Habib Karaouli a souligné que pour 2021, ce n'est pas seulement la question du budget de l'Etat qui devra être soulevée mais aussi et surtout celle de la relance de l'économie. « Les taux d'investissement sont actuellement très faibles, les taux d'épargne aussi et sont en plus inégalitaires. Ce qui se passe à ce niveau est un drame et c'est aussi criminel envers nos jeunes qui ont beaucoup de potentiel et qui sont plein de ressources. On les pousse au désespoir et on leur en veut d'user des armes du désespoir. La plupart des lois sont si archaïques qu'on pousse les gens à les violer, les procédures administratives aussi, si lourdes qu'elles sont décourageantes et aujourd'hui carrément dangereuses en ces temps de crise sanitaire. Il faut supprimer certaines procédures, la signature légalisée par exemple qui n'a aucun sens » a-t-il poursuivi.
M. Karaouli a souligné que l'entrave à la performance économique du pays réside aussi dans son instabilité politique, légale et institutionnelle qui empêche les investisseurs de planifier sur les Court, moyen et long terme, ajoutant que le code électoral est aussi un problème et que la Tunisie a opté pour un régime d'Assemblée, qui est le pire de tous les régimes car il disperse les décisions. Il a estimé qu'un large dialogue, économique et social, ne peut qu'être bénéfique pour le pays, ne fera que renforcer le soutien autour du gouvernement pour qu'il puisse prendre les bonnes décisions et qu'on cesse d'être un pays et un peuple mendiant car cela est honteux et nous rend indigne du respect des autres.

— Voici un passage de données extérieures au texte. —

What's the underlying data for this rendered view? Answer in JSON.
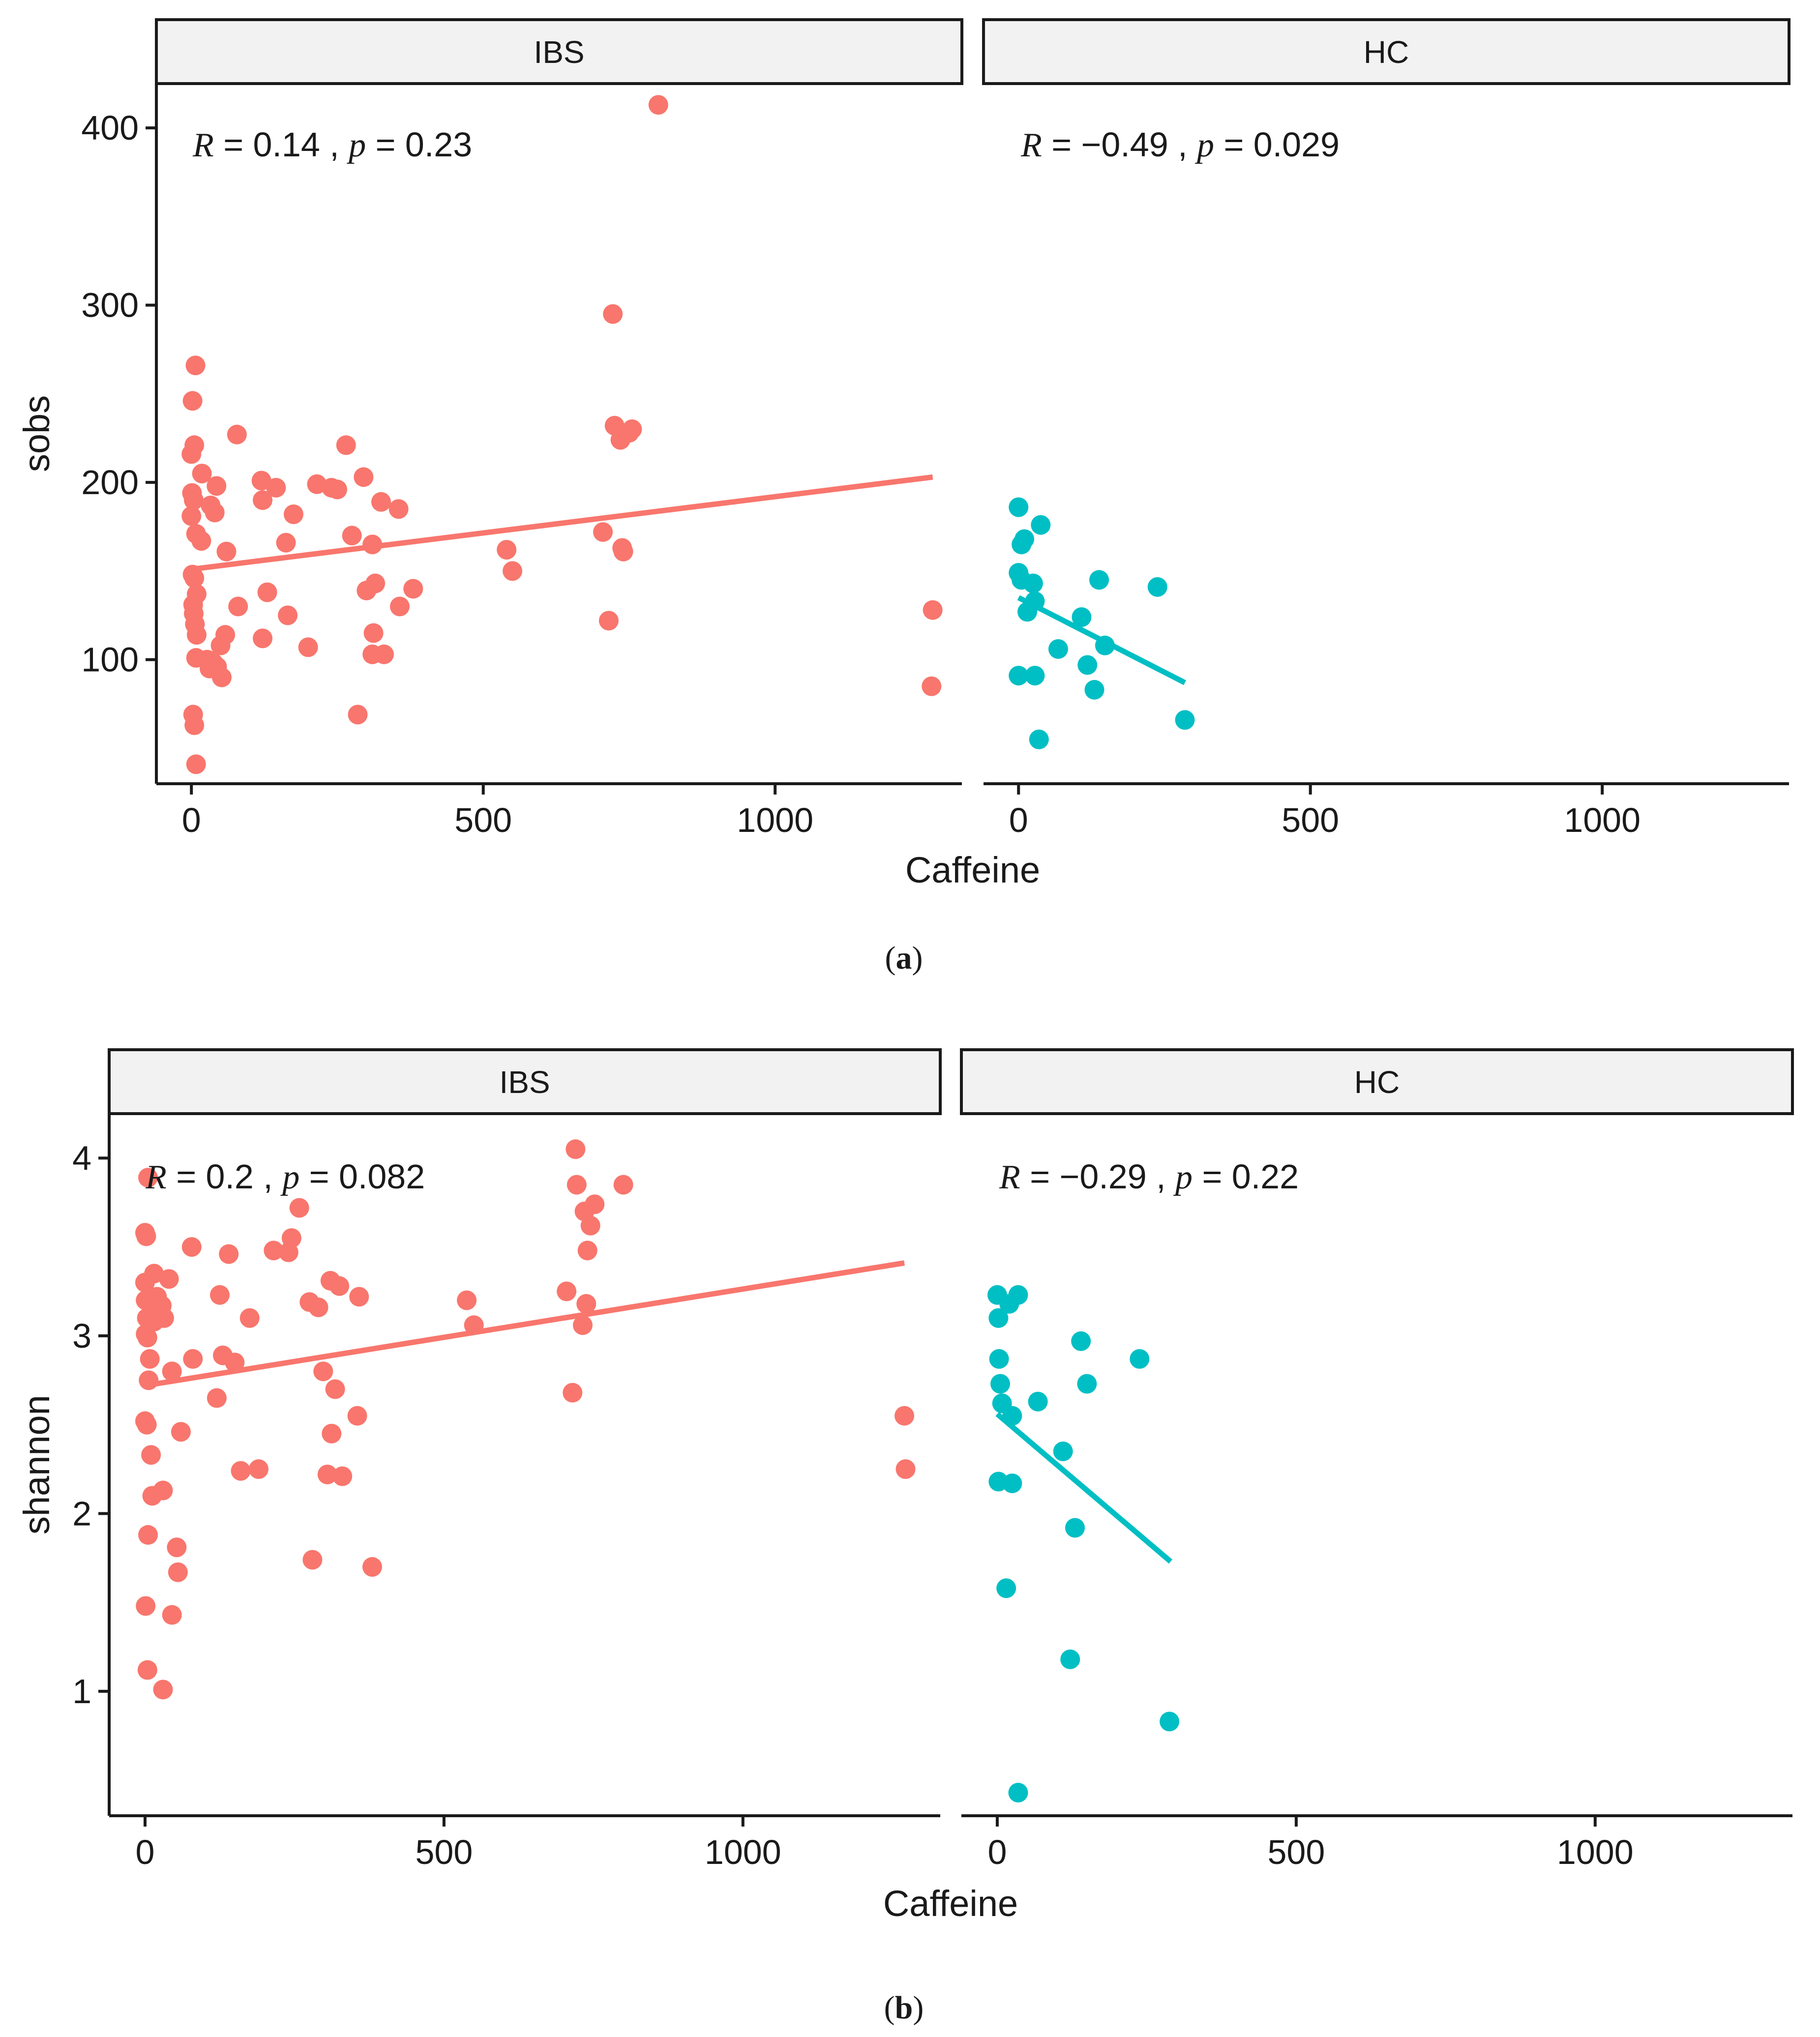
{
  "colors": {
    "ibs": "#F8766D",
    "hc": "#00BFC4",
    "strip_fill": "#F2F2F2",
    "axis": "#1a1a1a"
  },
  "chart_data": [
    {
      "type": "scatter",
      "caption": "a",
      "xlabel": "Caffeine",
      "ylabel": "sobs",
      "xlim": [
        -60,
        1320
      ],
      "ylim": [
        30,
        425
      ],
      "xticks": [
        0,
        500,
        1000
      ],
      "xtick_labels": [
        "0",
        "500",
        "1000"
      ],
      "yticks": [
        100,
        200,
        300,
        400
      ],
      "ytick_labels": [
        "100",
        "200",
        "300",
        "400"
      ],
      "facets": [
        {
          "strip": "IBS",
          "color_key": "ibs",
          "stat": {
            "r_sym": "R",
            "r_val": "= 0.14 ,",
            "p_sym": "p",
            "p_val": "= 0.23"
          },
          "fit": {
            "x": [
              0,
              1270
            ],
            "y": [
              151,
              203
            ]
          },
          "points": [
            [
              2,
              246
            ],
            [
              7,
              266
            ],
            [
              5,
              221
            ],
            [
              0,
              216
            ],
            [
              1,
              194
            ],
            [
              4,
              190
            ],
            [
              0,
              181
            ],
            [
              8,
              171
            ],
            [
              17,
              167
            ],
            [
              2,
              148
            ],
            [
              5,
              146
            ],
            [
              9,
              137
            ],
            [
              3,
              131
            ],
            [
              4,
              126
            ],
            [
              6,
              120
            ],
            [
              9,
              114
            ],
            [
              8,
              101
            ],
            [
              3,
              69
            ],
            [
              5,
              63
            ],
            [
              8,
              41
            ],
            [
              18,
              205
            ],
            [
              33,
              187
            ],
            [
              40,
              183
            ],
            [
              43,
              198
            ],
            [
              27,
              100
            ],
            [
              31,
              95
            ],
            [
              38,
              98
            ],
            [
              44,
              96
            ],
            [
              50,
              108
            ],
            [
              52,
              90
            ],
            [
              58,
              114
            ],
            [
              60,
              161
            ],
            [
              78,
              227
            ],
            [
              80,
              130
            ],
            [
              120,
              201
            ],
            [
              122,
              190
            ],
            [
              122,
              112
            ],
            [
              130,
              138
            ],
            [
              145,
              197
            ],
            [
              162,
              166
            ],
            [
              165,
              125
            ],
            [
              175,
              182
            ],
            [
              200,
              107
            ],
            [
              215,
              199
            ],
            [
              240,
              197
            ],
            [
              250,
              196
            ],
            [
              265,
              221
            ],
            [
              275,
              170
            ],
            [
              285,
              69
            ],
            [
              295,
              203
            ],
            [
              300,
              139
            ],
            [
              310,
              103
            ],
            [
              310,
              165
            ],
            [
              312,
              115
            ],
            [
              315,
              143
            ],
            [
              325,
              189
            ],
            [
              330,
              103
            ],
            [
              355,
              185
            ],
            [
              357,
              130
            ],
            [
              380,
              140
            ],
            [
              540,
              162
            ],
            [
              550,
              150
            ],
            [
              705,
              172
            ],
            [
              715,
              122
            ],
            [
              722,
              295
            ],
            [
              725,
              232
            ],
            [
              735,
              224
            ],
            [
              738,
              163
            ],
            [
              740,
              161
            ],
            [
              750,
              228
            ],
            [
              755,
              230
            ],
            [
              800,
              413
            ],
            [
              1270,
              128
            ],
            [
              1268,
              85
            ]
          ]
        },
        {
          "strip": "HC",
          "color_key": "hc",
          "stat": {
            "r_sym": "R",
            "r_val": "= −0.49 ,",
            "p_sym": "p",
            "p_val": "= 0.029"
          },
          "fit": {
            "x": [
              0,
              285
            ],
            "y": [
              135,
              87
            ]
          },
          "points": [
            [
              0,
              186
            ],
            [
              5,
              165
            ],
            [
              10,
              168
            ],
            [
              0,
              149
            ],
            [
              5,
              145
            ],
            [
              25,
              143
            ],
            [
              28,
              133
            ],
            [
              15,
              127
            ],
            [
              38,
              176
            ],
            [
              0,
              91
            ],
            [
              28,
              91
            ],
            [
              35,
              55
            ],
            [
              68,
              106
            ],
            [
              108,
              124
            ],
            [
              118,
              97
            ],
            [
              130,
              83
            ],
            [
              138,
              145
            ],
            [
              148,
              108
            ],
            [
              238,
              141
            ],
            [
              285,
              66
            ]
          ]
        }
      ]
    },
    {
      "type": "scatter",
      "caption": "b",
      "xlabel": "Caffeine",
      "ylabel": "shannon",
      "xlim": [
        -60,
        1330
      ],
      "ylim": [
        0.3,
        4.25
      ],
      "xticks": [
        0,
        500,
        1000
      ],
      "xtick_labels": [
        "0",
        "500",
        "1000"
      ],
      "yticks": [
        1,
        2,
        3,
        4
      ],
      "ytick_labels": [
        "1",
        "2",
        "3",
        "4"
      ],
      "facets": [
        {
          "strip": "IBS",
          "color_key": "ibs",
          "stat": {
            "r_sym": "R",
            "r_val": "= 0.2 ,",
            "p_sym": "p",
            "p_val": "= 0.082"
          },
          "fit": {
            "x": [
              0,
              1270
            ],
            "y": [
              2.72,
              3.41
            ]
          },
          "points": [
            [
              0,
              3.58
            ],
            [
              2,
              3.56
            ],
            [
              5,
              3.89
            ],
            [
              0,
              3.3
            ],
            [
              1,
              3.2
            ],
            [
              3,
              3.1
            ],
            [
              1,
              3.01
            ],
            [
              4,
              2.99
            ],
            [
              6,
              2.75
            ],
            [
              0,
              2.52
            ],
            [
              3,
              2.5
            ],
            [
              8,
              2.87
            ],
            [
              10,
              2.33
            ],
            [
              12,
              2.1
            ],
            [
              5,
              1.88
            ],
            [
              1,
              1.48
            ],
            [
              4,
              1.12
            ],
            [
              15,
              3.35
            ],
            [
              20,
              3.22
            ],
            [
              23,
              3.18
            ],
            [
              15,
              3.08
            ],
            [
              32,
              3.1
            ],
            [
              40,
              3.32
            ],
            [
              28,
              3.17
            ],
            [
              30,
              2.13
            ],
            [
              45,
              2.8
            ],
            [
              45,
              1.43
            ],
            [
              53,
              1.81
            ],
            [
              55,
              1.67
            ],
            [
              60,
              2.46
            ],
            [
              78,
              3.5
            ],
            [
              80,
              2.87
            ],
            [
              125,
              3.23
            ],
            [
              130,
              2.89
            ],
            [
              120,
              2.65
            ],
            [
              140,
              3.46
            ],
            [
              150,
              2.85
            ],
            [
              160,
              2.24
            ],
            [
              175,
              3.1
            ],
            [
              190,
              2.25
            ],
            [
              215,
              3.48
            ],
            [
              240,
              3.47
            ],
            [
              245,
              3.55
            ],
            [
              258,
              3.72
            ],
            [
              275,
              3.19
            ],
            [
              280,
              1.74
            ],
            [
              290,
              3.16
            ],
            [
              298,
              2.8
            ],
            [
              305,
              2.22
            ],
            [
              310,
              3.31
            ],
            [
              312,
              2.45
            ],
            [
              318,
              2.7
            ],
            [
              325,
              3.28
            ],
            [
              330,
              2.21
            ],
            [
              355,
              2.55
            ],
            [
              358,
              3.22
            ],
            [
              380,
              1.7
            ],
            [
              538,
              3.2
            ],
            [
              550,
              3.06
            ],
            [
              705,
              3.25
            ],
            [
              715,
              2.68
            ],
            [
              720,
              4.05
            ],
            [
              722,
              3.85
            ],
            [
              732,
              3.06
            ],
            [
              735,
              3.7
            ],
            [
              738,
              3.18
            ],
            [
              740,
              3.48
            ],
            [
              745,
              3.62
            ],
            [
              752,
              3.74
            ],
            [
              800,
              3.85
            ],
            [
              1270,
              2.55
            ],
            [
              1272,
              2.25
            ],
            [
              30,
              1.01
            ]
          ]
        },
        {
          "strip": "HC",
          "color_key": "hc",
          "stat": {
            "r_sym": "R",
            "r_val": "= −0.29 ,",
            "p_sym": "p",
            "p_val": "= 0.22"
          },
          "fit": {
            "x": [
              0,
              290
            ],
            "y": [
              2.56,
              1.73
            ]
          },
          "points": [
            [
              0,
              3.23
            ],
            [
              2,
              3.1
            ],
            [
              3,
              2.87
            ],
            [
              5,
              2.73
            ],
            [
              8,
              2.62
            ],
            [
              20,
              3.18
            ],
            [
              35,
              3.23
            ],
            [
              25,
              2.55
            ],
            [
              2,
              2.18
            ],
            [
              25,
              2.17
            ],
            [
              15,
              1.58
            ],
            [
              35,
              0.43
            ],
            [
              68,
              2.63
            ],
            [
              110,
              2.35
            ],
            [
              122,
              1.18
            ],
            [
              130,
              1.92
            ],
            [
              140,
              2.97
            ],
            [
              150,
              2.73
            ],
            [
              238,
              2.87
            ],
            [
              288,
              0.83
            ]
          ]
        }
      ]
    }
  ]
}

« C'est au président de la République de donner le cap, il est seul à avoir la légitimé électorale et politique pour le faire et c'est une opportunité qu'il détient pour donner le ton au dialogue national, c'est à lui de dire arrêtons ! Nous avons aujourd'hui besoin d'un leader qui puisse rectifier la trajectoire » a conclut Habib Karaouli.